There are many perks to renting your home (including less commitment and less debt), but it can come with some limitations and challenges, especially if you end up in a scenario with a less-than-ideal landlord. While renters’ rights can vary based on city and state, below are several tenants’ rights in the city of Chicago and general points to keep in mind for your greater comfort and protection.
Monthly rent is a fixed rate for the entire duration of your lease
Unless otherwise stated in your lease (and this is a rarity), a landlord cannot increase the cost of rent during the tenure of a lease. Conversely, unless it is stated in your lease, you are not locked in to a fixed or “rent controlled” rate beyond the conclusion of your lease, despite what neighbors or even your landlord may tell you verbally. It is a good idea to touch base with your landlord about three months prior to the close of your lease about the cost of rent for the following lease so that you are not blindsided by a rent raise should there be one.
Your landlord is responsible for all building maintenance
Under the Chicago Tenant Landlord Ordinance, your landlord is responsible for all building maintenance, inside and out. This covers a very wide range of provisions including: necessary security, snow removal, functioning heat and water (this one is huge and you take legal action should you go without heat or water for more than 24 hours), providing of smoke detectors, etc. Should an appliance break, it is your landlord’s responsibility to fix it. The same goes for leaking faucets or ceilings. Do not ever attempt to make these repairs yourself; doing so could lead to further damage that you may be held responsible for.
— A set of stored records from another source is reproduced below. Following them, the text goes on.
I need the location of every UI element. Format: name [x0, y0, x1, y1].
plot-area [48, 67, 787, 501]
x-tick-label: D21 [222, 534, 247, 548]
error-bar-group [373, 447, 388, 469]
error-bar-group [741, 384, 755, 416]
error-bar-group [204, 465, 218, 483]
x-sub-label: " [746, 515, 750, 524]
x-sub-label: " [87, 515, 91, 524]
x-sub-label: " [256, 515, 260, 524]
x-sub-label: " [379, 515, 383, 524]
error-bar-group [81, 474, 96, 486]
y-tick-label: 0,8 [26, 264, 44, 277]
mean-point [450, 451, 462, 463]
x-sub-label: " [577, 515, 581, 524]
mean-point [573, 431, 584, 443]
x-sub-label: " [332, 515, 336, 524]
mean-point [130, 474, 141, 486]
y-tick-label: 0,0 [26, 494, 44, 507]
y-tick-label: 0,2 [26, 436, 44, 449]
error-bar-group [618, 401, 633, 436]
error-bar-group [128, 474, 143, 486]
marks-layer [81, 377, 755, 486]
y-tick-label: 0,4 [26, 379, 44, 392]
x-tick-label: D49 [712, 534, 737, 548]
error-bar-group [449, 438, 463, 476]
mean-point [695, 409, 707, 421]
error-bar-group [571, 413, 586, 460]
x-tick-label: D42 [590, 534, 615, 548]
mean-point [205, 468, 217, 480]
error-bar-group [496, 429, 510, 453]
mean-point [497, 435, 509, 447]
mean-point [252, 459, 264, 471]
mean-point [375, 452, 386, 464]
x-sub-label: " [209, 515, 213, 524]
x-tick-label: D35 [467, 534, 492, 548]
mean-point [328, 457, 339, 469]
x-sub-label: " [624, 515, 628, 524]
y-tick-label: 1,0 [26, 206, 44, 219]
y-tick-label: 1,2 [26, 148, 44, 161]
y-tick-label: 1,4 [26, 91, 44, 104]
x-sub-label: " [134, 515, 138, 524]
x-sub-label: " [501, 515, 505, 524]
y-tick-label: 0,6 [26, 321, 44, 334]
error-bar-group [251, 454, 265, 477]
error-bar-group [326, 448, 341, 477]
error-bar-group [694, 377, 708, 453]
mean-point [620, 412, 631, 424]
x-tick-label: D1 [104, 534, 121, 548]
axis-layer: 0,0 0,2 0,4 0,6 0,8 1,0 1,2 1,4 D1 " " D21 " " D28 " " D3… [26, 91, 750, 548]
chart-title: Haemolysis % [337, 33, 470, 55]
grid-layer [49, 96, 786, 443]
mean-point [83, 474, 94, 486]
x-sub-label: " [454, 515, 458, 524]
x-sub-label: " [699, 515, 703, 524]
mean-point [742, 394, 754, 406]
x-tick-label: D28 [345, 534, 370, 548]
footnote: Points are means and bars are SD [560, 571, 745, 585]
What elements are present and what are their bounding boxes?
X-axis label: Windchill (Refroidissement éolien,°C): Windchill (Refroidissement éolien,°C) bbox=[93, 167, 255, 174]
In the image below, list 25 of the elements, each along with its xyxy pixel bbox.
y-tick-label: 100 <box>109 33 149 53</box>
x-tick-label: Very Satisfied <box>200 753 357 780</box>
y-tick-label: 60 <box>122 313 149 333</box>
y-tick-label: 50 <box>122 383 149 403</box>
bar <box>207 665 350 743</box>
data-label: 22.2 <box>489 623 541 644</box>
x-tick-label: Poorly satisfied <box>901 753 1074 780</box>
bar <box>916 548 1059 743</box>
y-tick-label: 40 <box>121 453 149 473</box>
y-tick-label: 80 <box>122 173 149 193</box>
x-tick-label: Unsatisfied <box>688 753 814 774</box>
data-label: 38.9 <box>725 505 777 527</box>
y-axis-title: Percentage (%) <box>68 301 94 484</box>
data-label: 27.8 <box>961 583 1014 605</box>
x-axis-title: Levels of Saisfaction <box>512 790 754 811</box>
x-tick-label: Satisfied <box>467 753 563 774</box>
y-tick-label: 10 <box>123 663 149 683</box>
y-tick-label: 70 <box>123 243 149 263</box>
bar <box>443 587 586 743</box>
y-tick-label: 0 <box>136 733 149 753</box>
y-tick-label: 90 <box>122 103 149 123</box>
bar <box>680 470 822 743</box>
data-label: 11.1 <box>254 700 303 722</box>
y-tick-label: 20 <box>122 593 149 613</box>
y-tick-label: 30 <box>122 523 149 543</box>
Notification of foreclosure is required by law
In short, a landlord must provide a tenant notice of property foreclosure within seven days of receiving a summons. It is important to note that this does not constitute an eviction notice and that the renter is still obligated to uphold their end of the lease for the duration of time it is viable. Failure to provide a foreclosure notice is cause for lease termination on the tenant’s part and the tenant may be entitled to significant monetary compensation for the inconvenience.
Landlords cannot enter your home without notice
You landlord is the property owner, but your home is still exactly that: your home. Some leases vary slightly, but by law, a landlord must provide 48 hours notice to the tenant when entering the building and that tenant has to confirm that this is acceptable. Excepting emergency situations, the landlord must have a purpose for entering the unit such as maintenance or prospective tenant viewings (which can only happen within sixty days from the close of the lease).
Unlawful evictions are illegal
Evictions must happen with a court order and must be on account of a violation of a term explicitly stated in your lease. Any of the following actions are considered in line with unlawful eviction and can warrant legal action on your part: blocking the entrance to the unit, interfering with utility services, removing appliances and fixtures, changing or removing locks, using force or violence to enter the unit, etc.